Second-quarter results yielded further markdowns at major dealers due to the increasing counterparty risk posed by monoline insurers.
Before the credit and liquidity crisis struck in July last year, monoline insurers underwrote billions of dollars of assets for dealers, such as super-senior tranches of collateralised debt obligations of asset-backed securities (CDOs of ABSs).
In the case of CDOs of ABSs, laying off these exposures freed up balance sheets so dealers could continue to originate new trades. But the deterioration in the credit quality of monolines has given them a lasting hangover.
From April 1 to June 30, five-year credit default swap (CDS) spreads on New York-based guarantor Ambac’s senior unsecured debt inflated from 702.47 basis points to 2,205.71bp; similarly, five-year CDSs linked to the bonds of New York-based competitor MBIA went from 736.32bp to 2,810bp, according to Citi.
Gross notional exposures – or the total amount of monoline protection held – hadn’t changed significantly for many banks in the second quarter. But a deterioration in the credit quality of monolines had caused an uptick in their net exposures, explained Tom Jenkins, senior financials analyst at Royal Bank of Scotland (RBS) in London. “Gross notional exposures haven’t changed an awful lot since the first quarter, but net exposures have increased slightly as the value of credit protection bought from monolines has dropped.”
Some banks had also been more frank about their exposures. “One of the interesting developments is there are a couple of banks that have given us a little more in the way of information,” said Jenkins.
Barclays, for instance, previously did not disclose its gross exposure – a figure now placed at £21.48 billion.
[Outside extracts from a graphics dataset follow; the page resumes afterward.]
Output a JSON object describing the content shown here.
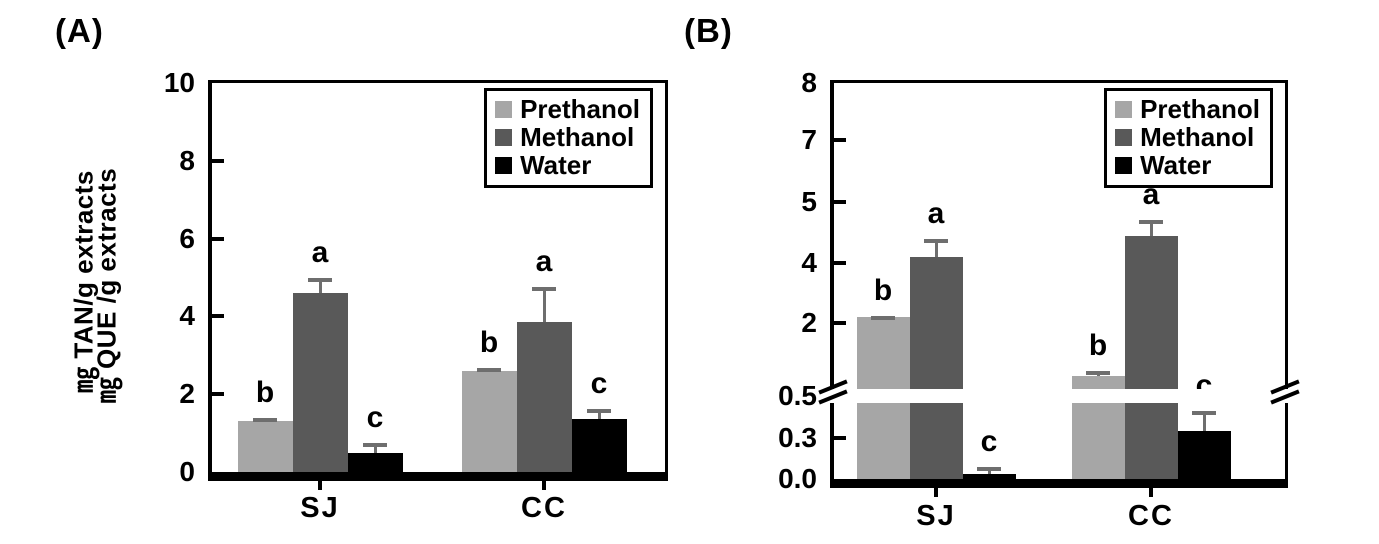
{
  "figure": {
    "description": "Two-panel bar chart comparing extraction solvents for two samples",
    "categories": [
      "SJ",
      "CC"
    ],
    "legend_labels": [
      "Prethanol",
      "Methanol",
      "Water"
    ]
  },
  "colors": {
    "prethanol": "#a6a6a6",
    "methanol": "#595959",
    "water": "#000000",
    "error_bar": "#6e6e6e",
    "axis": "#000000",
    "background": "#ffffff"
  },
  "chart_data": [
    {
      "type": "bar",
      "title": "(A)",
      "ylabel": "㎎ TAN/g extracts",
      "categories": [
        "SJ",
        "CC"
      ],
      "series": [
        {
          "name": "Prethanol",
          "color_key": "prethanol",
          "values": [
            1.3,
            2.6
          ],
          "errors": [
            0.1,
            0.08
          ],
          "sig_letters": [
            "b",
            "b"
          ]
        },
        {
          "name": "Methanol",
          "color_key": "methanol",
          "values": [
            4.6,
            3.85
          ],
          "errors": [
            0.4,
            0.9
          ],
          "sig_letters": [
            "a",
            "a"
          ]
        },
        {
          "name": "Water",
          "color_key": "water",
          "values": [
            0.5,
            1.35
          ],
          "errors": [
            0.25,
            0.28
          ],
          "sig_letters": [
            "c",
            "c"
          ]
        }
      ],
      "ylim": [
        0,
        10
      ],
      "yticks": [
        0,
        2,
        4,
        6,
        8,
        10
      ],
      "grid": false,
      "legend_position": "top-right",
      "axis_break": null
    },
    {
      "type": "bar",
      "title": "(B)",
      "ylabel": "㎎ QUE /g extracts",
      "categories": [
        "SJ",
        "CC"
      ],
      "series": [
        {
          "name": "Prethanol",
          "color_key": "prethanol",
          "values": [
            2.2,
            0.8
          ],
          "errors": [
            0.05,
            0.1
          ],
          "sig_letters": [
            "b",
            "b"
          ]
        },
        {
          "name": "Methanol",
          "color_key": "methanol",
          "values": [
            4.1,
            4.45
          ],
          "errors": [
            0.3,
            0.25
          ],
          "sig_letters": [
            "a",
            "a"
          ]
        },
        {
          "name": "Water",
          "color_key": "water",
          "values": [
            0.04,
            0.33
          ],
          "errors": [
            0.05,
            0.08
          ],
          "sig_letters": [
            "c",
            "c"
          ]
        }
      ],
      "ylim": [
        0,
        8
      ],
      "grid": false,
      "legend_position": "top-right",
      "axis_break": {
        "break_value": 0.5,
        "upper_tick_labels": [
          8,
          7,
          5,
          4,
          2
        ],
        "break_label": "0.5",
        "lower_tick_labels": [
          0.3,
          0.0
        ]
      }
    }
  ]
}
The bank also reported a £3.017 billion net monoline counterparty exposure.
Similarly, HSBC unveiled a gross exposure of $14.567 billion in the second quarter and a net exposure of $2.837 billion.
Among a small number of dealers revising their gross figures upward, Citi put its total at $27.9 billion in the second quarter, from a first-quarter figure of $23.89 billion.
BNP Paribas reported gross exposures amounting to €2.7 billion in the first quarter and has now revised this upward to €16.32 billion. Its exposures were mostly to bond insurers Ambac, CIFG and MBIA, according to RBS-compiled data, and it benefited from $600 million in related hedges.
Société Générale’s gross exposure also rose in the second quarter, from €7.3 billion to €23.5 billion, although the bank claimed it held exposure mostly to higher-rated monolines, such as Ambac and MBIA.
Meanwhile, Fortis raised its gross figure from €2.8 billion in the first quarter to €3.9 billion in its second-quarter figures. This included €1.8 billion of investment-grade underlying risk and €1 billion of CDOs of ABSs, according to data collected by RBS.
At least some of the more significant gross numbers are a result of greater disclosure around negative basis trades, Jenkins and his colleagues believe. Negative basis trades usually involve buying highly rated assets and concurrently purchasing CDS protection on them. In this way, the strategy profits from the ‘negative basis’ between synthetic and cash assets.
From dealers’ second-quarter filings, discrepancies are still evident in the way banks report monoline counterparty exposures. Unlike some other banks, for example, Jenkins noted Barclays reported its exposures as banking loan risk in the second quarter. “Barclays is one of the banks that has elected to carry most of its monoline risk on the banking loan book. So it’s only going to register an impairment if there’s actually a loss recorded,” he observed.
The size of haircuts levelled for monoline counterparty risk remains varied across dealers. Adam Richmond, New York-based credit strategist at Morgan Stanley, said that, while US banks were marking gains from monolines at an average of 46 cents on the dollar, European institutions were marking them at 69 cents on the dollar. “You do see a bit of divergence between the US and Europe,” he said, adding Morgan Stanley’s “base case” was 55 cents on the dollar.
Nonetheless, differences in the marks taken against monoline-facing trades could be justified, argued Jenkins of RBS. “There are six major monolines and each one has its own credit quality or claims-paying ability. There’s more validity in having a range of marks on your monoline exposure than there would be on structured credit generally.”